Maybe that wasn’t the right question – he glanced at me and said curtly: “I’m alone.”
“I’m divorced, too,” I replied, hoping to cover it up. “Such things happen in life.”
“Jo passed away.”
“I’m sorry. My con..”
“It happened a long time ago,” Dylan interrupted.
He took a sip of his beer and began to tell his story – I didn’t even have to ask.
“Once we got married, we left for Sozopol. It’s the end of April, there no crowds, the town is quiet and empty. We are all alone by the sea, the trees are blossoming, the air – intoxicating. We are high on this bliss of love, sea and pink locust trees. We wander down the coast – mainly along the scenic road down to Kavatsi – we lie on the sand at Paradise Bay, drink champagne, go down to the pound nets and splash in the water, sunbathe at Kolokita Cape, where, I tell you, man, the rocks are so high that you’re on top of the world… Such blissful days, the best time of my life!… So, how could I know that these days would be the most fatal, too.”
“But why?”
“Because of the rain. The warm spring rain caught us on the beach. Instead of finding shelter, we flung off our clothes and made love on the surf – in the splashing waves, under the falling rain.”
Dylan fell silent. At the table nearby, two rugged men with tattooed arms and necks were discussing Eurofootball in a loud voice – they were trying to predict the outcome of the game between Arsenal and Chelsea. The one was for a home win, the other one – for a draw. Double trouble – those two were both into tattoos and lotto.
He cast a quick glance at them – they were just an insignificant detail in the whole picture. Then he went on, his voice tinged with pain.
“Later we found out about Chernobyl. We were out there in the rain in eighty-six, on the first of May… That was heavy rain.”
“Hard rain’s gonna fall,” I said automatically, as Bob Dylan’s song immediately came to mind.
“Radioactive rain,” Dylan nodded. “And no one warned us.”
He stared at his glass – the beer head was quickly melting away and was soon over. Wasn’t also our life over too soon?
“I had forgotten about that hard rain before Jo got ill. Cancer.”

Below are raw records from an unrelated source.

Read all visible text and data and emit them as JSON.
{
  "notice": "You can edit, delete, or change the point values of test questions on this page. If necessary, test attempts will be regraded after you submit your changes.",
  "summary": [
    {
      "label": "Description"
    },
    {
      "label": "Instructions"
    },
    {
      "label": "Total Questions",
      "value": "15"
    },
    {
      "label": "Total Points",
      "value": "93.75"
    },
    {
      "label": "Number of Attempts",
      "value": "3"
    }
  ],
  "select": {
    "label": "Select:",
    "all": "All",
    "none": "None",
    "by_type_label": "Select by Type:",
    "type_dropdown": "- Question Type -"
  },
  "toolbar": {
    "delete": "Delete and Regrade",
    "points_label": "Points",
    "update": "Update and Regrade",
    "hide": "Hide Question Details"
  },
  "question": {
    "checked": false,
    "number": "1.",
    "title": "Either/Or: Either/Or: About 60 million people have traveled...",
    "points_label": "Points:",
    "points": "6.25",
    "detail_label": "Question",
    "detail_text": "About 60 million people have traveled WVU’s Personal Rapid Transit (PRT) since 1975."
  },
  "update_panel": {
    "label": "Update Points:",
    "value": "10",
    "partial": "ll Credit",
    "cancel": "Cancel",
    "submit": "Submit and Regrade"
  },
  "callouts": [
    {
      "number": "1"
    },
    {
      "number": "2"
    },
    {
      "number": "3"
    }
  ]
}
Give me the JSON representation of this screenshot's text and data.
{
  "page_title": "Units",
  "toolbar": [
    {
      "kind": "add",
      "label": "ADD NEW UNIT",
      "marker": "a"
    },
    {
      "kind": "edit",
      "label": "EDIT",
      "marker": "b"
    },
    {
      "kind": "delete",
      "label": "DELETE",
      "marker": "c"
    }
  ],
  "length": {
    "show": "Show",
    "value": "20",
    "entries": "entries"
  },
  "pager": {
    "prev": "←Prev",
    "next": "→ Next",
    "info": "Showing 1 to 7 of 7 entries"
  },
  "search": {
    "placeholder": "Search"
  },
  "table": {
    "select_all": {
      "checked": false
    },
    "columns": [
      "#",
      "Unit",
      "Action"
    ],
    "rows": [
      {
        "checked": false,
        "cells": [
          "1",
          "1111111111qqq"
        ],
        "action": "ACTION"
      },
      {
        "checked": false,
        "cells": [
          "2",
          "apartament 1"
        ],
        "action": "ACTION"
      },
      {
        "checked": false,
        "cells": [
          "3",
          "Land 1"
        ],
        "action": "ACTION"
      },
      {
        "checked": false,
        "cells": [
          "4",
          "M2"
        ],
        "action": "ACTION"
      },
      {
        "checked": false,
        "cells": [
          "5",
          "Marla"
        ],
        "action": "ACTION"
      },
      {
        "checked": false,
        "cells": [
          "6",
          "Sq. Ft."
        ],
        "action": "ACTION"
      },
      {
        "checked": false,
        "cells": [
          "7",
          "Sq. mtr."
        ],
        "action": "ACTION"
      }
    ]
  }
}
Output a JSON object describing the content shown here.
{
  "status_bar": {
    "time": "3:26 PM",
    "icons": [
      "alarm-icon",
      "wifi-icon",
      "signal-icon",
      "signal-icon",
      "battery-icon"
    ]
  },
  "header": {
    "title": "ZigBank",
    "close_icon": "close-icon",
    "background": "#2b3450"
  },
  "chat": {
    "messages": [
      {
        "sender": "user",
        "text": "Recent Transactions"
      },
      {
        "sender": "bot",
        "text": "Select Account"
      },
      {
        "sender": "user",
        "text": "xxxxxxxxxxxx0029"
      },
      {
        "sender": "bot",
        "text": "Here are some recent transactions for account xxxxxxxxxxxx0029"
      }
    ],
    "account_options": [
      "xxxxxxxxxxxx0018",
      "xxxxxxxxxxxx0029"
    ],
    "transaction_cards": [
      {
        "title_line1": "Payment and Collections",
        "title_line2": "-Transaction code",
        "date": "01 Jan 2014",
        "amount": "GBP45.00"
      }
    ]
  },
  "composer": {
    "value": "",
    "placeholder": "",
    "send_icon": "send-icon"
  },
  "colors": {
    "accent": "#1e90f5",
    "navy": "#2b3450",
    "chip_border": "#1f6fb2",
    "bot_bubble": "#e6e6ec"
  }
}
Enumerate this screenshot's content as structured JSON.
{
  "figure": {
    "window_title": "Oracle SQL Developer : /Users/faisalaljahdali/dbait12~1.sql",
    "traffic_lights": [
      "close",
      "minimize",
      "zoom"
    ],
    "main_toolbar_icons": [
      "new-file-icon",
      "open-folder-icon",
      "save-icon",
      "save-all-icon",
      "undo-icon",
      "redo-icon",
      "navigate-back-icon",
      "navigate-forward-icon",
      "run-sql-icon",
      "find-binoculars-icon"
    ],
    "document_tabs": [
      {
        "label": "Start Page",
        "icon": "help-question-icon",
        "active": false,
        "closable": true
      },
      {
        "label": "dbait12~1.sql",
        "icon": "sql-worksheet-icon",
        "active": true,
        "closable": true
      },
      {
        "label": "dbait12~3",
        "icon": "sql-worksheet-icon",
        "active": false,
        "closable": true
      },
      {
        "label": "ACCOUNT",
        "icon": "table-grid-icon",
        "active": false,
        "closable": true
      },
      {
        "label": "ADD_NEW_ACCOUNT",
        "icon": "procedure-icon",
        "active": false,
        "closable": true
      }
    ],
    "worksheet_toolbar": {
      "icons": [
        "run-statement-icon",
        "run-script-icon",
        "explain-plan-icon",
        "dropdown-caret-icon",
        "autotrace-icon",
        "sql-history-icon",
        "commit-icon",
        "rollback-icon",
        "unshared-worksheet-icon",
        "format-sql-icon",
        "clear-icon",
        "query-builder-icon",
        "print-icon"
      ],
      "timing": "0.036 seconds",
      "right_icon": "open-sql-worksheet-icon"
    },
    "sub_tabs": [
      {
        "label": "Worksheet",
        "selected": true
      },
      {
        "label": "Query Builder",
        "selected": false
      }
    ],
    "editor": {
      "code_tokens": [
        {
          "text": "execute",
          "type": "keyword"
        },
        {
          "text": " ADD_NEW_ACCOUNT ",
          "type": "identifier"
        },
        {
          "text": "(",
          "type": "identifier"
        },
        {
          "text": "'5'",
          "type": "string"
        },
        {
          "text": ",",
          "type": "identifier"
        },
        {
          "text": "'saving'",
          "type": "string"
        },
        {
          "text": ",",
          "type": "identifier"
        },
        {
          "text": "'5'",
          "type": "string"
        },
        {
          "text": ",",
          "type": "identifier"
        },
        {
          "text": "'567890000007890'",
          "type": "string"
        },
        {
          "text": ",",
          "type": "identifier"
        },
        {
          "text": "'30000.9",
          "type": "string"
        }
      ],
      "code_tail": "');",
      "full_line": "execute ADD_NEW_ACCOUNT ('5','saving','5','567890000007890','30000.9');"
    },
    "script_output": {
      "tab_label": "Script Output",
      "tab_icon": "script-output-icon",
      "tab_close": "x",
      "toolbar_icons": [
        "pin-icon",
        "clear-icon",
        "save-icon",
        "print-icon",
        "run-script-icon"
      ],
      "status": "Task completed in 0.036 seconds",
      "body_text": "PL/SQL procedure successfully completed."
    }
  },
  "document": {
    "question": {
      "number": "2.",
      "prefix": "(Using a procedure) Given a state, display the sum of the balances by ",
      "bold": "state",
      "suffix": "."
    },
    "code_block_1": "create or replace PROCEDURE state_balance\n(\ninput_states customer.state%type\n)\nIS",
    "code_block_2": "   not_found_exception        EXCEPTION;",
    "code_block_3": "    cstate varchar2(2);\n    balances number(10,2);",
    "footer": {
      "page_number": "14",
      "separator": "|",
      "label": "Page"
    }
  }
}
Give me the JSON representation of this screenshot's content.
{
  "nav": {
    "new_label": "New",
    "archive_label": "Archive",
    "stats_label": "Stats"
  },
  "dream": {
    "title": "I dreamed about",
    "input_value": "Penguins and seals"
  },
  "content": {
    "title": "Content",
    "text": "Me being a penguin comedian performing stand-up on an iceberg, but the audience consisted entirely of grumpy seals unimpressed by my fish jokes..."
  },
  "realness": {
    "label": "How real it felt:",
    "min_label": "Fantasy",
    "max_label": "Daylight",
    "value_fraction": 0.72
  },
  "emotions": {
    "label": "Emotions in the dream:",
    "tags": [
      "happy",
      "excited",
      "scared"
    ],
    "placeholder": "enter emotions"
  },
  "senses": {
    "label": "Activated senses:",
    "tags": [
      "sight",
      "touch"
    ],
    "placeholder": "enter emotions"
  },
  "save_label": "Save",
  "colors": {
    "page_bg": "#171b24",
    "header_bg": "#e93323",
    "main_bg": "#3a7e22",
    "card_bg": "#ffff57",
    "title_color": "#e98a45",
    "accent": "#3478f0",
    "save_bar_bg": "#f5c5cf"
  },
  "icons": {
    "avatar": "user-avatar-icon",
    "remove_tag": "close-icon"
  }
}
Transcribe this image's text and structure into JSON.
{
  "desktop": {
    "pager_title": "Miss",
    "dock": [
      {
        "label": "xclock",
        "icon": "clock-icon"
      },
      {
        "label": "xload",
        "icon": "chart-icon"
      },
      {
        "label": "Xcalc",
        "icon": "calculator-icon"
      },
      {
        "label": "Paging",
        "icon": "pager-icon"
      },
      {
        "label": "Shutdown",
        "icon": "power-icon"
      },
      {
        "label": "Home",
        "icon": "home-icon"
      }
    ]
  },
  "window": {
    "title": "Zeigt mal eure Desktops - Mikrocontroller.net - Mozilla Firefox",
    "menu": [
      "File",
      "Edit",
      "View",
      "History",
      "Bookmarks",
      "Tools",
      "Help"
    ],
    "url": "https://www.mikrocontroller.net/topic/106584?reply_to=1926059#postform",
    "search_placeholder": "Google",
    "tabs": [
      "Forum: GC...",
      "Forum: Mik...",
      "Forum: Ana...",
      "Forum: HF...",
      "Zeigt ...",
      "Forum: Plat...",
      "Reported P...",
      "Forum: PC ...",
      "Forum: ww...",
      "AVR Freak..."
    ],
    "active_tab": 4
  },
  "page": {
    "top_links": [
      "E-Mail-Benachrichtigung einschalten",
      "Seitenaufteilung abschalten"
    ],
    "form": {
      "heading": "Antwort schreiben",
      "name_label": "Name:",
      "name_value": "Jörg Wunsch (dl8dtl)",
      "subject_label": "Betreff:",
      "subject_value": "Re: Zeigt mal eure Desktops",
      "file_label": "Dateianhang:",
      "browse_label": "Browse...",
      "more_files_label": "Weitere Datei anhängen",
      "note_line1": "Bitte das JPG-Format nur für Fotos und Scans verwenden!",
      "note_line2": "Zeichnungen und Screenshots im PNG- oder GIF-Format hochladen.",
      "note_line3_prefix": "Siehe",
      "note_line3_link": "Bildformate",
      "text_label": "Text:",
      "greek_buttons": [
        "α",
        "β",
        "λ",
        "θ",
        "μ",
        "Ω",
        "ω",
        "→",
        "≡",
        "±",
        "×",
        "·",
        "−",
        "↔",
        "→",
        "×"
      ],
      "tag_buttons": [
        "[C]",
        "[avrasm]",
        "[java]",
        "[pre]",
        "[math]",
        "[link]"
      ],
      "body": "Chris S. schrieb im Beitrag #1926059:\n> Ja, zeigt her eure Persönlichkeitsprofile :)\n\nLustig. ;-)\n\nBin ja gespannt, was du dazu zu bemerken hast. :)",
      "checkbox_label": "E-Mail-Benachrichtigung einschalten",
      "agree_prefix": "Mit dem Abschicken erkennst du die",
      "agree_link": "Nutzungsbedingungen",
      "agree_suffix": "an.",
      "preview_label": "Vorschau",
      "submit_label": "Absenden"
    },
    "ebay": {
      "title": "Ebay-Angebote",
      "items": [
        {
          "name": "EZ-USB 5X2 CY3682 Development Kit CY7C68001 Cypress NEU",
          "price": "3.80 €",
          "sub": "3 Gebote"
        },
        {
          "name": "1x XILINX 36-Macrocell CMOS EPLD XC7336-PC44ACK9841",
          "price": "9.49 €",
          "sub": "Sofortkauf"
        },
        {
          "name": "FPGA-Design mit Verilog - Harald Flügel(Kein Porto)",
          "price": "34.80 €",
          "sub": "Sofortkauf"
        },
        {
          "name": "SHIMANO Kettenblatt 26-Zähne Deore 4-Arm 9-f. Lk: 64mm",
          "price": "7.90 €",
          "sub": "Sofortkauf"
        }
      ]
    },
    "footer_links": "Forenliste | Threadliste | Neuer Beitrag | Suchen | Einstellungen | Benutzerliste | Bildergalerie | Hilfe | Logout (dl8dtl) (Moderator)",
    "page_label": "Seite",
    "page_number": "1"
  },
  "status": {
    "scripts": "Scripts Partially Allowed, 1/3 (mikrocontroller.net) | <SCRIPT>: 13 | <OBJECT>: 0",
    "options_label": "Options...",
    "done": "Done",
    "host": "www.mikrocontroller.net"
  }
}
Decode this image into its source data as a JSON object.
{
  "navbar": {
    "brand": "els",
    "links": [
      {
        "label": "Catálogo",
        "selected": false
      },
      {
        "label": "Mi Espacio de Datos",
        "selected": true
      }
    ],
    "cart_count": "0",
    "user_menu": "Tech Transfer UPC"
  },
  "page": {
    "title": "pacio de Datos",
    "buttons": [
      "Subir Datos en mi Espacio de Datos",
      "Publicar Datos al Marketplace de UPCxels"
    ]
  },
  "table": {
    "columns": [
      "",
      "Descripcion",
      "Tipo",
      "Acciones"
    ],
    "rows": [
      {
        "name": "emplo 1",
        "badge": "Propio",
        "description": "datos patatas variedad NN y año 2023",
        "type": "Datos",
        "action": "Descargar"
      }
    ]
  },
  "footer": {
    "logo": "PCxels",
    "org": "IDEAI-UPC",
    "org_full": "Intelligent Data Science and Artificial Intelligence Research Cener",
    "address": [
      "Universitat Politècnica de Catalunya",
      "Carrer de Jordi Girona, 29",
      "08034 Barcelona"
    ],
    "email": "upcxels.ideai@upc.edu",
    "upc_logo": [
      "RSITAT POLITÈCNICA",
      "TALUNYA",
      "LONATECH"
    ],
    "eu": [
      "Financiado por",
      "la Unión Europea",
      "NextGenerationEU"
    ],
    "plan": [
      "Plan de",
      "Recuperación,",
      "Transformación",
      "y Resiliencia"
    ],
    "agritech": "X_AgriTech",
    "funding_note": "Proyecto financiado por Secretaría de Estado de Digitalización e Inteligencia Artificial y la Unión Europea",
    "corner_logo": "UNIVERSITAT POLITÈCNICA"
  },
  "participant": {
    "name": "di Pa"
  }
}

A short word, but it left him breathless. He poured some beer out of his glass – a sign of respect for the dead – and so did I. The tattooed freaks were now discussing another derby – Manchester United were going down, while Manchester City were on the rise.
“Once I heard the diagnosis, I remembered that rain of eighty-six. That rain took Jo away from me… But why her, it should have taken me!”
“Listen, Dylan. There might be a different explanation.”
“Yes,” he nodded. “No one knows. The answer, my friend, is blowin’ in the wind.”
[1] A famous landmark in Sofia, the statue of St Euthymius of Tarnovo (called also simply “the Priest” or “the Patriarch”) is one of the most popular meeting spots in the city centre. St Euthymius was Patriarch of Bulgaria between 1375 and 1393 and led the defense of the last Bulgarian capital, before it was captured by the Ottomans in 1393.
[2] An annual music festival held under the aegis of Bulgarian communist party leaders.
[3] A seaside town on the southern Bulgarian Black Sea Coast that was popular among bohemians and people opposing the communist regime at the time.